Engel stopped and looked at it, feeling nostalgia for the simple days of his own childhood in Washington Heights. These trucks plied the poorer neighborhoods of New York all spring and summer, one of the city’s less odious harbingers of the warm months. This was the first one Engel had seen this year, and it affected him much the way the first robin affects the country dweller.
Until, that is, the loudspeaker finished its rock and roll and segued into the news. The children in their tin spaceships now whirled around to the tensions of the day, which included:
“Police today are searching for Aloysius Eugene Engel, alleged gangland killer, who last night shot and killed in Jersey City—”
And so on.

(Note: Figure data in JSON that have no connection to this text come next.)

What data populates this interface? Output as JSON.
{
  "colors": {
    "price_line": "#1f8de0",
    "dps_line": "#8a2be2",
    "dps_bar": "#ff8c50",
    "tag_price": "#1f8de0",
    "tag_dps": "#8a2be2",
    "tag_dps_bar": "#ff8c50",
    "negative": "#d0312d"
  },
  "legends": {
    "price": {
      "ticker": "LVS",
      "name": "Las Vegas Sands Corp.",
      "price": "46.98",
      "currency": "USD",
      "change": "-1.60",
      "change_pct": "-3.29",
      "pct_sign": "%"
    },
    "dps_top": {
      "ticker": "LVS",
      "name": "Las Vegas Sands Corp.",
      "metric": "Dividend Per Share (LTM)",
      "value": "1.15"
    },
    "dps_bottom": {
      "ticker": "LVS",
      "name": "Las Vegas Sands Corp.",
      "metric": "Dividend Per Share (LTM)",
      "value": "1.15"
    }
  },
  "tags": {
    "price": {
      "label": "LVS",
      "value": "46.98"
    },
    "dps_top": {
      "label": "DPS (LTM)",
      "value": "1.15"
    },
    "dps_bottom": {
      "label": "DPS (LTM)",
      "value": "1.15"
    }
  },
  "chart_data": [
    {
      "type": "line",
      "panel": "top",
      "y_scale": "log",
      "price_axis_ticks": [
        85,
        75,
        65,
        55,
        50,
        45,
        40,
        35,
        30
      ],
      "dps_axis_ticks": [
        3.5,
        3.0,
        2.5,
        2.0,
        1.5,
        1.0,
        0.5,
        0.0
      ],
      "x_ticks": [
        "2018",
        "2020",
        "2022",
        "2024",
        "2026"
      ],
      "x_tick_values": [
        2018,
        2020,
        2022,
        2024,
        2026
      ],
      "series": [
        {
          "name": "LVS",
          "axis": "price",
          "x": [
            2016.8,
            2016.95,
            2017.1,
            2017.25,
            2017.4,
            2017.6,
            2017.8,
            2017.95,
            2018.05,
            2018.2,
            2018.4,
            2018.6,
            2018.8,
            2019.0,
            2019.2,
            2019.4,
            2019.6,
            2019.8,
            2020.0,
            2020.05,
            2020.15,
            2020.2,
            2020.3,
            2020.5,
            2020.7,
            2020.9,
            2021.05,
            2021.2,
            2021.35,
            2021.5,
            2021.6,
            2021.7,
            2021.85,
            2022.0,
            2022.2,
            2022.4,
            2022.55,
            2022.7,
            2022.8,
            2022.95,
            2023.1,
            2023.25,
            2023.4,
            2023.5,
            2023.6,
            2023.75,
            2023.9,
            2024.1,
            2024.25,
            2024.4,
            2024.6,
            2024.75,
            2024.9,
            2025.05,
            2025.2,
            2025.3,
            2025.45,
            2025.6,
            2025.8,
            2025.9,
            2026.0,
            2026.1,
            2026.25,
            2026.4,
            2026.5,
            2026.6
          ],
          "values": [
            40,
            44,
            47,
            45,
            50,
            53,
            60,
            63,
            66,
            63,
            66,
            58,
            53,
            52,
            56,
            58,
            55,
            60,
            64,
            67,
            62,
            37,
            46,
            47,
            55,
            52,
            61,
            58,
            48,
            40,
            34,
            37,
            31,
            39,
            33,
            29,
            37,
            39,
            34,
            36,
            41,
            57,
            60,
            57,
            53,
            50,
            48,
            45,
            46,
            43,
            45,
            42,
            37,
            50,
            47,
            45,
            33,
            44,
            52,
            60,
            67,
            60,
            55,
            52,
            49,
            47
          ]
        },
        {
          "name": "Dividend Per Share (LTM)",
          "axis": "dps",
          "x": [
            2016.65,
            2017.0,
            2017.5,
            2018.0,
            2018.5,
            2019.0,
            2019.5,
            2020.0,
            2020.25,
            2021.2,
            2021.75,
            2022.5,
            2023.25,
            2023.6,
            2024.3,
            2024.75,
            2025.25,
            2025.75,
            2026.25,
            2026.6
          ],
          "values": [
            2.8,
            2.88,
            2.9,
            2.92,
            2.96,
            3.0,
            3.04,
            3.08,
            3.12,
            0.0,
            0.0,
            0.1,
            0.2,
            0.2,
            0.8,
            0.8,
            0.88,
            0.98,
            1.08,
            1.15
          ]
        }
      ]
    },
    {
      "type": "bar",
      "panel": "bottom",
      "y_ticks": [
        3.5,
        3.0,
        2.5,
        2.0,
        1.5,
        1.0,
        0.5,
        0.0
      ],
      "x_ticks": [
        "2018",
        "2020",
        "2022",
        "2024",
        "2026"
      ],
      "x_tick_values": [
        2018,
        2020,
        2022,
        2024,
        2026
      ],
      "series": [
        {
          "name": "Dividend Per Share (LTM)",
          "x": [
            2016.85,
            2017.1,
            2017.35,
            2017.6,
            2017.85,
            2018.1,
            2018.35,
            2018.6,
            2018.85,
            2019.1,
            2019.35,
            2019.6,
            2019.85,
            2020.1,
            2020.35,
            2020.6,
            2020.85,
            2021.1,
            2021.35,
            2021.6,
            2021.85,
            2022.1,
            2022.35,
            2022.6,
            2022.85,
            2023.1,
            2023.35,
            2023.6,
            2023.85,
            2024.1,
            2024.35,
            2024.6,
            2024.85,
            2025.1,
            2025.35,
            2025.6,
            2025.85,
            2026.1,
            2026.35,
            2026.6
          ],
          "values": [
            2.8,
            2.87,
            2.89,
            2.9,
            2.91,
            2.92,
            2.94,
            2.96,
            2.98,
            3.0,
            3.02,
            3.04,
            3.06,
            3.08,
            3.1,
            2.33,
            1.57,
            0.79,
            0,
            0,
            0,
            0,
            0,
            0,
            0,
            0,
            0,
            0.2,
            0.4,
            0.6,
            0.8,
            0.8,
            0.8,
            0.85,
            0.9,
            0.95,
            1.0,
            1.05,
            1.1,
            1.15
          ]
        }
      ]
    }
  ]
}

With description: “Engel is described as six foot one inch tall, sallow complexion, dark brown hair and brown eyes, strong build. He is believed to be armed and dangerous.”
Unarmed, feeling anything but dangerous, Engel fled away down the sidewalk.
He was a block and a half away before he remembered his underwear was still in Bobbi’s bathroom.
19
To look at Fred Harwell’s place of business, you’d never know he had charge of a multimillion-dollar operation with employees in the hundreds and customers in the tens of thousands. But, on the other hand, Fred Harwell’s operation was not the sort of business that put up glass buildings to itself on Fifth Avenue. Given the nature of his trade, a grimy and bankrupt-looking brick building on Tenth Avenue was just the perfect location for his home office.